Flávio Azevedo
Preocupada com a quantidade de detritos e entulho que estão sendo colocados nas calçadas do município, obstruindo o passeio público e dificultando o direito de ir e vir da população, a prefeitura de Rio Bonito iniciou há duas semanas, um mutirão de orientação e fiscalização em todos os bairros da cidade.

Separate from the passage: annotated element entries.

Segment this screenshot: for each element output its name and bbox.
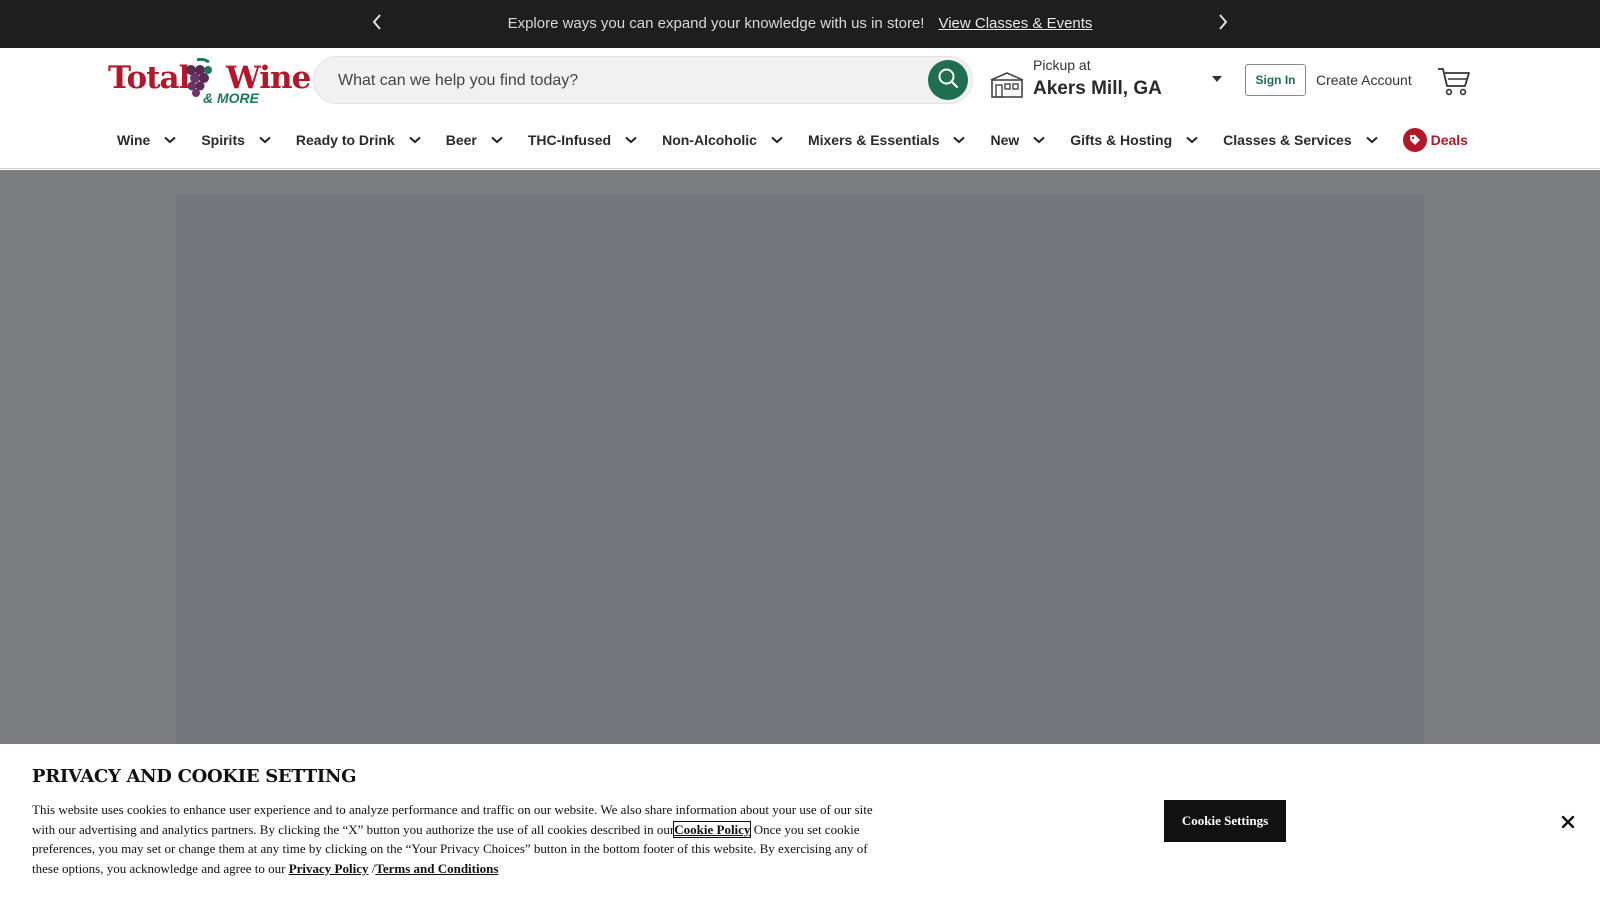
nav-item-thc-infused[interactable]: THC-Infused: [528, 132, 662, 148]
chevron-down-icon: [409, 136, 421, 144]
pickup-label: Pickup at: [1033, 57, 1091, 73]
chevron-down-icon: [1033, 136, 1045, 144]
nav-item-mixers-essentials[interactable]: Mixers & Essentials: [808, 132, 991, 148]
search-bar: [313, 56, 973, 104]
logo-word-total: Total: [108, 60, 190, 96]
nav-item-label: Wine: [117, 132, 151, 148]
cookie-policy-link[interactable]: Cookie Policy: [673, 820, 752, 838]
main-nav: Wine Spirits Ready to Drink Beer THC-Inf…: [117, 126, 1468, 154]
nav-item-ready-to-drink[interactable]: Ready to Drink: [296, 132, 446, 148]
nav-item-wine[interactable]: Wine: [117, 132, 201, 148]
deals-label: Deals: [1430, 132, 1468, 148]
caret-down-icon: [1212, 76, 1222, 82]
promo-link[interactable]: View Classes & Events: [938, 15, 1092, 32]
promo-bar: Explore ways you can expand your knowled…: [0, 0, 1600, 48]
chevron-down-icon: [1365, 136, 1378, 144]
nav-item-beer[interactable]: Beer: [446, 132, 528, 148]
chevron-down-icon: [625, 136, 637, 144]
cart-icon[interactable]: [1437, 66, 1471, 101]
nav-item-label: THC-Infused: [527, 132, 612, 148]
search-input[interactable]: [338, 69, 898, 93]
cookie-banner: PRIVACY AND COOKIE SETTING This website …: [0, 744, 1600, 900]
sign-in-button[interactable]: Sign In: [1245, 64, 1306, 96]
chevron-down-icon: [953, 136, 966, 144]
tag-icon: [1402, 128, 1427, 152]
pickup-store-selector[interactable]: Pickup at Akers Mill, GA: [989, 54, 1225, 106]
chevron-down-icon: [771, 136, 783, 144]
cookie-banner-title: PRIVACY AND COOKIE SETTING: [32, 766, 357, 787]
terms-link[interactable]: Terms and Conditions: [375, 861, 498, 876]
nav-item-label: Gifts & Hosting: [1070, 132, 1173, 148]
nav-item-classes-services[interactable]: Classes & Services: [1223, 132, 1402, 148]
cookie-settings-button[interactable]: Cookie Settings: [1164, 800, 1286, 842]
nav-item-label: Classes & Services: [1223, 132, 1352, 148]
chevron-down-icon: [164, 136, 176, 144]
site-header: Total Wine & MORE What can we help you f…: [0, 48, 1600, 169]
chevron-down-icon: [491, 136, 503, 144]
nav-item-label: Beer: [445, 132, 477, 148]
nav-item-spirits[interactable]: Spirits: [201, 132, 296, 148]
chevron-down-icon: [1186, 136, 1198, 144]
logo[interactable]: Total Wine & MORE: [108, 57, 311, 106]
search-button[interactable]: [928, 60, 968, 100]
promo-text: Explore ways you can expand your knowled…: [507, 15, 925, 32]
logo-word-more: & MORE: [203, 90, 259, 106]
nav-item-label: Mixers & Essentials: [807, 132, 940, 148]
promo-message: Explore ways you can expand your knowled…: [0, 15, 1600, 32]
cookie-banner-text: This website uses cookies to enhance use…: [32, 800, 882, 878]
nav-item-non-alcoholic[interactable]: Non-Alcoholic: [662, 132, 808, 148]
nav-item-label: Spirits: [201, 132, 245, 148]
nav-item-deals[interactable]: Deals: [1402, 128, 1468, 152]
chevron-down-icon: [259, 136, 271, 144]
nav-item-new[interactable]: New: [990, 132, 1070, 148]
search-icon: [937, 67, 959, 94]
nav-item-label: New: [990, 132, 1020, 148]
create-account-link[interactable]: Create Account: [1316, 72, 1412, 88]
store-icon: [989, 72, 1025, 103]
nav-item-gifts-hosting[interactable]: Gifts & Hosting: [1070, 132, 1223, 148]
close-icon[interactable]: [1556, 810, 1580, 834]
chevron-right-icon: [1218, 13, 1228, 35]
nav-item-label: Non-Alcoholic: [662, 132, 757, 148]
promo-next-button[interactable]: [1211, 12, 1235, 36]
privacy-policy-link[interactable]: Privacy Policy: [289, 861, 369, 876]
pickup-store-name: Akers Mill, GA: [1033, 78, 1162, 99]
nav-item-label: Ready to Drink: [295, 132, 395, 148]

A equipe, que é composta por cinco fiscais das secretarias municipais de Obras e de Desenvolvimento Urbano, tem como meta agir preventivamente, orientando, notificando e multando, no caso do contribuinte persistir na infração. De acordo com a Secretaria de Obras, o município produz mensalmente, cerca de 1.300 toneladas de lixo não domiciliar. Em duas semanas, a fiscalização concluiu que o Boqueirão é o bairro que apresenta mais irregularidades, enquanto o Parque Indiano detém o menor índice de infrações.
O secretário de Obras Ronen Antunes, disse que esse tipo de problema ocorre porque grande parte da população não sabe que a Lei regulamenta o procedimento da prefeitura para com o lixo domiciliar de uma maneira, e para com as sobras de poda, capina, cascalhos e limpeza de quintal, de outra forma. Ele citou o Código de Postura Municipal, no artigo 49, da Lei 827. “Os resíduos de fábricas e oficinas, os restos de materiais de construção, os entulhos provenientes de demolição, bem como terra, folhas e galhos dos jardins e quintais particulares serão removidos às custas dos respectivos inquilinos e proprietários”.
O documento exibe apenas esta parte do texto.